By: Joseph M. Pastore III

Here is an update on Business Interruption Insurance claims related to COVID-19 as of April 15, 2020.  First, some businesses are now looking at cancellation coverage as a means to recover COVID-19 related losses. For example, organizers of the Wimbledon Championship expect to receive a large insurance payment as COVID-19 resulted in the cancellation of the tennis tournament. The pandemic insurance policy will pay out an estimated $141 million following the decision to cancel Wimbledon.  

     Second, several businesses have already filed lawsuits seeking declarations that they are entitled to recover business losses resulting from the COVID-19 pandemic. The lawsuits allege that a civil authority, either a county or state official, ordered the business to cease normal operations to contain the spread of COVID-19 and that potential COVID-19 contamination constitutes physical damage or loss, which is either expressly covered by the policy or is not expressly excluded by the policy.

  In some cases, the plaintiffs rely on policy language that, they claim, specifically covers loss or damage caused by a virus. For example, the owner of the French Laundry and the Bouchon Bistro in the Napa Valley community of Yountville filed an action on April 15, 2020 that asserts a claim for civil authority coverage and alleges that the insurance policy “specifically extends coverage to direct physical loss or damage caused by a virus.” The lawsuit states the policy with The Hartford Fire Insurance Co. not only does not have an exclusion for a viral pandemic but, in fact, a “Property Choice Deluxe Form” in the policy extends coverage for a loss or damage due to virus. The suit says the restaurants had to furlough 300 employees after shutting down because of an order issued by the Napa County public health officer on March 18 allowing take-out and delivery only. The suit asks the Napa County Superior Court to declare that the order constitutes a prohibition of access to the restaurants and that it triggers coverage under the insurance policy.

The California lawsuit follows a similar suit by the Oceana Grill in New Orleans against a Lloyd’s of London insurer. In addition, a complaint filed in the Southern District of Texas seeks coverage under a “Pandemic Event Endorsement,” which expressly covered, among other diseases, “Severe Acute Respiratory Syndrome-associated Coronavirus (SARs-CoV) disease” and its mutations and variants, but alleges that the insurer denied coverage because it concluded that COVID-19 is not a mutation or variant of (SARs-CoV) disease. 
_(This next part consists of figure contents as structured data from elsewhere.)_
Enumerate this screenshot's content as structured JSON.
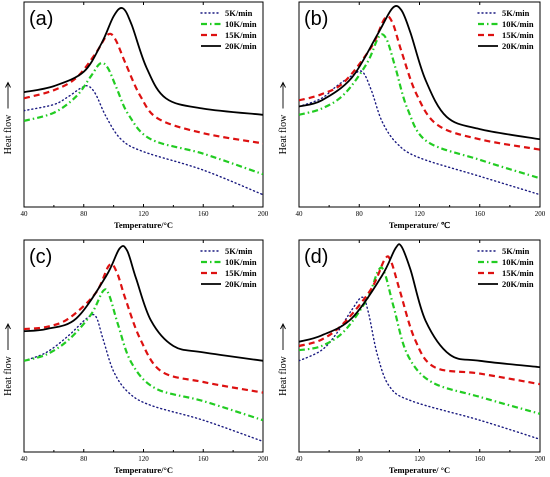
{
  "colors": {
    "5K/min": "#1a1a80",
    "10K/min": "#22cc22",
    "15K/min": "#dd1111",
    "20K/min": "#000000"
  },
  "chart_data": [
    {
      "type": "line",
      "panel_label": "(a)",
      "xlabel": "Temperature/°C",
      "ylabel": "Heat flow",
      "ylabel_arrow": "up",
      "xlim": [
        40,
        200
      ],
      "ylim": [
        0,
        100
      ],
      "xticks": [
        40,
        80,
        120,
        160,
        200
      ],
      "legend": "top-right",
      "grid": false,
      "series": [
        {
          "name": "5K/min",
          "style": "dotted",
          "x": [
            40,
            60,
            70,
            78,
            83,
            88,
            95,
            105,
            120,
            160,
            200
          ],
          "y": [
            47,
            50,
            54,
            58,
            59,
            55,
            44,
            33,
            27,
            18,
            6
          ]
        },
        {
          "name": "10K/min",
          "style": "dashdot",
          "x": [
            40,
            60,
            75,
            85,
            91,
            96,
            102,
            110,
            125,
            160,
            200
          ],
          "y": [
            42,
            46,
            54,
            64,
            70,
            68,
            58,
            45,
            33,
            26,
            16
          ]
        },
        {
          "name": "15K/min",
          "style": "dashed",
          "x": [
            40,
            60,
            75,
            88,
            96,
            101,
            108,
            118,
            130,
            160,
            200
          ],
          "y": [
            53,
            57,
            63,
            75,
            84,
            82,
            70,
            54,
            43,
            36,
            31
          ]
        },
        {
          "name": "20K/min",
          "style": "solid",
          "x": [
            40,
            60,
            80,
            92,
            100,
            106,
            112,
            122,
            135,
            160,
            200
          ],
          "y": [
            56,
            59,
            66,
            80,
            93,
            97,
            89,
            68,
            53,
            48,
            45
          ]
        }
      ]
    },
    {
      "type": "line",
      "panel_label": "(b)",
      "xlabel": "Temperature/ ℃",
      "ylabel": "Heat flow",
      "ylabel_arrow": "up",
      "xlim": [
        40,
        200
      ],
      "ylim": [
        0,
        100
      ],
      "xticks": [
        40,
        80,
        120,
        160,
        200
      ],
      "legend": "top-right",
      "grid": false,
      "series": [
        {
          "name": "5K/min",
          "style": "dotted",
          "x": [
            40,
            55,
            65,
            75,
            82,
            88,
            95,
            105,
            120,
            160,
            200
          ],
          "y": [
            49,
            53,
            59,
            64,
            66,
            57,
            42,
            31,
            24,
            15,
            6
          ]
        },
        {
          "name": "10K/min",
          "style": "dashdot",
          "x": [
            40,
            55,
            70,
            85,
            93,
            98,
            104,
            112,
            125,
            160,
            200
          ],
          "y": [
            45,
            48,
            55,
            70,
            83,
            82,
            68,
            48,
            32,
            23,
            14
          ]
        },
        {
          "name": "15K/min",
          "style": "dashed",
          "x": [
            40,
            55,
            70,
            88,
            97,
            102,
            108,
            118,
            132,
            160,
            200
          ],
          "y": [
            52,
            55,
            61,
            78,
            92,
            90,
            76,
            55,
            40,
            33,
            28
          ]
        },
        {
          "name": "20K/min",
          "style": "solid",
          "x": [
            40,
            55,
            75,
            92,
            102,
            108,
            114,
            124,
            138,
            160,
            200
          ],
          "y": [
            49,
            52,
            63,
            84,
            97,
            96,
            85,
            62,
            44,
            38,
            33
          ]
        }
      ]
    },
    {
      "type": "line",
      "panel_label": "(c)",
      "xlabel": "Temperature/°C",
      "ylabel": "Heat flow",
      "ylabel_arrow": "up",
      "xlim": [
        40,
        200
      ],
      "ylim": [
        0,
        100
      ],
      "xticks": [
        40,
        80,
        120,
        160,
        200
      ],
      "legend": "top-right",
      "grid": false,
      "series": [
        {
          "name": "5K/min",
          "style": "dotted",
          "x": [
            40,
            55,
            70,
            82,
            88,
            93,
            100,
            110,
            125,
            160,
            200
          ],
          "y": [
            43,
            47,
            55,
            63,
            64,
            53,
            38,
            28,
            22,
            15,
            5
          ]
        },
        {
          "name": "10K/min",
          "style": "dashdot",
          "x": [
            40,
            55,
            70,
            85,
            93,
            97,
            103,
            112,
            128,
            160,
            200
          ],
          "y": [
            43,
            46,
            53,
            65,
            76,
            74,
            60,
            42,
            30,
            24,
            15
          ]
        },
        {
          "name": "15K/min",
          "style": "dashed",
          "x": [
            40,
            55,
            70,
            88,
            97,
            102,
            108,
            118,
            132,
            160,
            200
          ],
          "y": [
            58,
            59,
            63,
            75,
            88,
            85,
            72,
            53,
            38,
            33,
            28
          ]
        },
        {
          "name": "20K/min",
          "style": "solid",
          "x": [
            40,
            55,
            75,
            95,
            104,
            109,
            115,
            125,
            140,
            160,
            200
          ],
          "y": [
            57,
            58,
            63,
            83,
            96,
            95,
            82,
            62,
            50,
            47,
            43
          ]
        }
      ]
    },
    {
      "type": "line",
      "panel_label": "(d)",
      "xlabel": "Temperature/ °C",
      "ylabel": "Heat flow",
      "ylabel_arrow": "up",
      "xlim": [
        40,
        200
      ],
      "ylim": [
        0,
        100
      ],
      "xticks": [
        40,
        80,
        120,
        160,
        200
      ],
      "legend": "top-right",
      "grid": false,
      "series": [
        {
          "name": "5K/min",
          "style": "dotted",
          "x": [
            40,
            55,
            65,
            75,
            82,
            86,
            92,
            100,
            115,
            160,
            200
          ],
          "y": [
            43,
            48,
            56,
            67,
            73,
            66,
            46,
            31,
            24,
            15,
            6
          ]
        },
        {
          "name": "10K/min",
          "style": "dashdot",
          "x": [
            40,
            55,
            70,
            85,
            93,
            97,
            103,
            112,
            128,
            160,
            200
          ],
          "y": [
            48,
            50,
            57,
            72,
            86,
            84,
            68,
            46,
            33,
            26,
            18
          ]
        },
        {
          "name": "15K/min",
          "style": "dashed",
          "x": [
            40,
            55,
            70,
            88,
            97,
            101,
            107,
            117,
            130,
            160,
            200
          ],
          "y": [
            50,
            53,
            61,
            77,
            91,
            90,
            76,
            53,
            40,
            37,
            32
          ]
        },
        {
          "name": "20K/min",
          "style": "solid",
          "x": [
            40,
            55,
            75,
            95,
            104,
            108,
            114,
            124,
            140,
            160,
            200
          ],
          "y": [
            52,
            55,
            63,
            83,
            96,
            97,
            86,
            62,
            46,
            43,
            40
          ]
        }
      ]
    }
  ]
}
         On the other side of the spectrum, restaurants and movie theaters in the Northern District of Illinois allege that the businesses are entitled to insurance coverage because the Illinois Governor ordered their businesses to close and their insurance policies do not expressly exclude losses “caused by a virus.”  The Northern District of Illinois suit alleges that if the insurer wished to exclude pandemic-related losses, it could have done so, as many insurers have.